The first step in setting up a charity is to check on applicable requirements with your State office. Most States require registration before an organization can raise funds from the public. However some States may exempt an organization if the funds it hopes to raise is below a certain limit provided no compensation is paid to anyone to solicit funds.

To be effective, a charitable organization should have a well defined mission, programs and services that further these objectives, a reliable way of funding operations and supporting facilities.

To set up a charity, articles of incorporation or other organizing documents have to be filed with the appropriate State agency. These documents should contain bylaws required by the State for registration. An application for exempt status should also be made to the Interal Revenue Service (IRS). Every charity must get an employer identification number from the IRS even if it no employees are hired.

The IRS expects charities to be well governed. This means that the organization should obey tax laws and comply with all regulations including State bylaws. The charity should have competent persons to run its operations and manage its funds. The governing body should have independent members representing the public interest. The IRS reviews the governance and policies of a charity at the time of the application as well as during its annual reviews. The organization is expected to be transparent and accountable in its activities. It should provide accurate information to the public about its policies and finances.

Should You Register a Charity?

A registered charity has some benefits. It can apply and be granted tax exempt status. The charity can solicit donations from the public and avail of public and private grants. Its formal structure and mission ensures it is operated with limited liability.

At the same time, the organization has to bear some costs in terms of time and expenses relating to professional and incorporation fees and maintaining records and issuing reports. Based on whether it is a public or private, the charity has to file a Form 990 or 990- PF which is subject to public disclosure. This return provides information about its finances, Board members and employees. Even if a core group of people formulated the mission, regulations require sharing of control with members of the public.

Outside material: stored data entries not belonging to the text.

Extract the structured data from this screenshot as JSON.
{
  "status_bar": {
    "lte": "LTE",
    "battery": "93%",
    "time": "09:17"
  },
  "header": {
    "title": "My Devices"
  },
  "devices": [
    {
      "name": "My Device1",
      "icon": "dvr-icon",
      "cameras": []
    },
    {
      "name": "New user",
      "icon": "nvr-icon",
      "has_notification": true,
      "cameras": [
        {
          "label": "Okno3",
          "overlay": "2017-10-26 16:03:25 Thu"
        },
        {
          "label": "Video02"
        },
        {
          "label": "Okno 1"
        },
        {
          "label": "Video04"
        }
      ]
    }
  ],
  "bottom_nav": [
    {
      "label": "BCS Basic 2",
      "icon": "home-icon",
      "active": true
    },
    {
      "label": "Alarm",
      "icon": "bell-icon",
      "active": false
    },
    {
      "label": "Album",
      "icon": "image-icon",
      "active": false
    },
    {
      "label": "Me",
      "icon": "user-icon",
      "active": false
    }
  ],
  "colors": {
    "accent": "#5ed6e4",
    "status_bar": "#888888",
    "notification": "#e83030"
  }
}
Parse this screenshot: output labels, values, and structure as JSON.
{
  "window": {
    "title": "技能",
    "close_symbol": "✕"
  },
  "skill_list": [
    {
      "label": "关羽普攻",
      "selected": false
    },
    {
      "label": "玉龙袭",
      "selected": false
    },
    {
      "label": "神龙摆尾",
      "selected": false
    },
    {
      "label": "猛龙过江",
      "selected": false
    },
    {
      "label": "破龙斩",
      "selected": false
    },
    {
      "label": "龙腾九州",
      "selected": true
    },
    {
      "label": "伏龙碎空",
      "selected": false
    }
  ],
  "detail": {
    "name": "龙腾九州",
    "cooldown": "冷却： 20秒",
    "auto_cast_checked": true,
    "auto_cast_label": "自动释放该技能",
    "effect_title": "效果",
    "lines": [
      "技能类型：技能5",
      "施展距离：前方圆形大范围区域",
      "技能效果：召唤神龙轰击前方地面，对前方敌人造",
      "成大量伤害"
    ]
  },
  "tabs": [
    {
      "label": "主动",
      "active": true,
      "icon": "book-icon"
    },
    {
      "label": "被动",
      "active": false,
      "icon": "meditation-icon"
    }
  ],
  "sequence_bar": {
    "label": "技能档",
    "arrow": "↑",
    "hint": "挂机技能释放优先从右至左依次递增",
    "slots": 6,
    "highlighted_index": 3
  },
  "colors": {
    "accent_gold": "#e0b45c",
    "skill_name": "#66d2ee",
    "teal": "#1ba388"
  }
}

There are alternatives to setting up a charity. One option is to volunteer for a charity that shares your objective. Another is to find a non-profit organization that agrees to act as your fiscal sponsor to carry out your venture. You are then eligible to get grants or tax-deductible donations under your sponsor’s tax exempt status.

Registering a charity gives you the opportunity to serve your community or further a cause you are passionate about. Understanding how to do so can contribute to better planning and implementing.